Pour bien comprendre la signification du 7 décembre 1993, il faut remonter une quinzaine de jours en amont de cette date. Nous prendrons pour guide l’auteur de Mon combat pour la Côte d’Ivoire. « Le 17 novembre 1993, je reçois plusieurs coups de fil de la part de Alassane Ouattara, Premier ministre, de Konan Bédié, président de l’Assemblée nationale, et de Philippe Yacé, président du Conseil économique et social, chacun demandant à me rencontrer. Nous prenons rendez-vous pour le lendemain. Le 18 novembre vers huit heures, je rencontre d’abord Konan Bédié. Il me dit que le président Houphouët-Boigny va mal et que des gens veulent former un gouvernement ; qu’il semblerait que le Pit soit prêt à accepter d’y participer. Je me borne à prendre note de ce qu’il me dit puisqu’il ne formule clairement aucune proposition ou demande. Il cachait, j’en étais certain, son jeu. A neuf heures je rencontre Yacé. Il me dit qu’Houphouët-Boigny est au plus mal et qu’après le président Houphouët-Boigny, c’est lui, Yacé, qui est le dépositaire de la légitimité au sein du Pdci; que le président demande à Alassane Ouattara de former un gouvernement; que celui-ci n’étant pas très connu encore, le président lui a demandé à lui, Yacé, d’aider Alassane Ouattara à former le gouvernement. Puis il me parle longuement de ses déboires politiques et personnels avec Houphouët-Boigny depuis plusieurs années. J’écoute attentivement, sans réaction. Il n’est pas plus précis sur ce projet. (…). A onze heures, je rencontre Alassane Ouattara. Il me dit qu’il a reçu mandat du chef de l’Etat pour former un gouvernement d’union et voudrait la participation du Pit. (…). Je lui réponds que nous prenons acte et que nous allons en discuter au sein du parti. Il me rétorque que c’est urgent et qu’il a besoin d’une réponse assez rapidement. Ainsi commencent les grandes manœuvres à la veille du décès d’Houphouët. (…). »

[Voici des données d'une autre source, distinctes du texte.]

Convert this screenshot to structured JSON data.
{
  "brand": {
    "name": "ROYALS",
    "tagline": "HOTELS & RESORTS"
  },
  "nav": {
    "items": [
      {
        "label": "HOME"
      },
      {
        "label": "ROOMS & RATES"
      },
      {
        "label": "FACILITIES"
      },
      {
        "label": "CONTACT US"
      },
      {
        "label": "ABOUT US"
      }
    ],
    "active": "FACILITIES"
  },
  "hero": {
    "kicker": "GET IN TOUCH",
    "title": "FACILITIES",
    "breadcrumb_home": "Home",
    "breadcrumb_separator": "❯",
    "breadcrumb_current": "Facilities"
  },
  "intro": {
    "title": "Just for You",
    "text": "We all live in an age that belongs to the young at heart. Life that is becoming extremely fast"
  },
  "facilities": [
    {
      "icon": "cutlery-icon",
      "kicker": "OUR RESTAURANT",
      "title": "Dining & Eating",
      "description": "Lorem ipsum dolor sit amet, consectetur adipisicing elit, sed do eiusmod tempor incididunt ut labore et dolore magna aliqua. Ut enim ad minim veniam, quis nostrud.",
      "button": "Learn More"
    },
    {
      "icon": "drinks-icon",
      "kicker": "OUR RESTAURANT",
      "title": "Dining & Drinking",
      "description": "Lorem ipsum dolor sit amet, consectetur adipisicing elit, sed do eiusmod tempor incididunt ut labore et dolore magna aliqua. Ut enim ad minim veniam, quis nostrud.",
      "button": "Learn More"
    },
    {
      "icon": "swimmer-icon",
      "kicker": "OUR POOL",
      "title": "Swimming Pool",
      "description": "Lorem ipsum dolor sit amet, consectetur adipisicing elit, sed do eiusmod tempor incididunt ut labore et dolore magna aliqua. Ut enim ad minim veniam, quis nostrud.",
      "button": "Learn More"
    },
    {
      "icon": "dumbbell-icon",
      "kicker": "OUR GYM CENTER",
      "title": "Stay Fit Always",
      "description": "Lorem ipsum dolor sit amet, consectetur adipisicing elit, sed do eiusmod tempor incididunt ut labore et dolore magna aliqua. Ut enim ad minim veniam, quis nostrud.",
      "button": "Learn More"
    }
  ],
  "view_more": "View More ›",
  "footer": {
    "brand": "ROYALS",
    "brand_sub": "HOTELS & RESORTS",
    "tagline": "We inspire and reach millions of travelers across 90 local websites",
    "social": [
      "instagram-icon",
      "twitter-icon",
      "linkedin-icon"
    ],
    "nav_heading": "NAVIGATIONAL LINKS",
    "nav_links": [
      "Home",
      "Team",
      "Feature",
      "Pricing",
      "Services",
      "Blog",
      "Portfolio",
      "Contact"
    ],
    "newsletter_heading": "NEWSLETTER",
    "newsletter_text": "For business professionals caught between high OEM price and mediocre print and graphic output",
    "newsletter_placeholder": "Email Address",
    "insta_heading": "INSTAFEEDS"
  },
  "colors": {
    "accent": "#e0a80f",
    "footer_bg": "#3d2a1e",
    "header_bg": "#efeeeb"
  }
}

« De tous ceux que j’ai rencontrés, je n’ai donné de réponse qu’à Ouattara, car il était le seul à s’être exprimé clairement sur le projet de formation d’un gouvernement. Bien sûr le Pit a refusé de participer à un tel gouvernement. Il faut savoir que nous doutions de la réalité même de ce mandat, verbal, de la part d’Houphouët-Boigny, mourant, et de la régularité, autant la légitimité que la légalité d’une telle entreprise. Nous nous sommes demandés si le président Houphouët n’était pas déjà décédé ; cette propsition s’offrant comme une aventure à laquelle nous ne pouvions nous associer. » (pp. 153-154)
 « On assistera ensuite à une confusion déplorable dans les rôles. Alassane Ouattara qui veut faire constater le décès, la Cour suprême qui dit qu’il n’y a pas à constater le décès, et Konan Bédié qui se déclare président de la république. (…). Nous assisterons par la suite à la querelle scandaleuse entre Konan Bédié et Alassane Ouattara, à travers le spectacle de la guerre des communiqués ce jour [le 7 décembre 1993] entre dix-neuf et vingt-trois heures. » (p. 156).
« (…) quand survient le décès du président Houphouët-Boigny, la Côte d’Ivoire est face à un dilemme. Konan Bédié est considéré comme le nouveau président de la République. Ce n’est pas normal mais que pouvons-nous, que devons-nous faire ? Si nous ne sommes pas d’accord, nous trouvons une autre solution, mais qui n’est pas de droit. On tombe alors dans l’aventure politique. Nous avions entendu dire que des formations et individus avaient conçu le projet de transférer autrement le pouvoir que par la voie prévue par la constitution. Nous avons même entendu parler d’un Conseil d’Etat, donné comme un triumvirat dont je ne citerai pas les membres présumés. » (pp. 158).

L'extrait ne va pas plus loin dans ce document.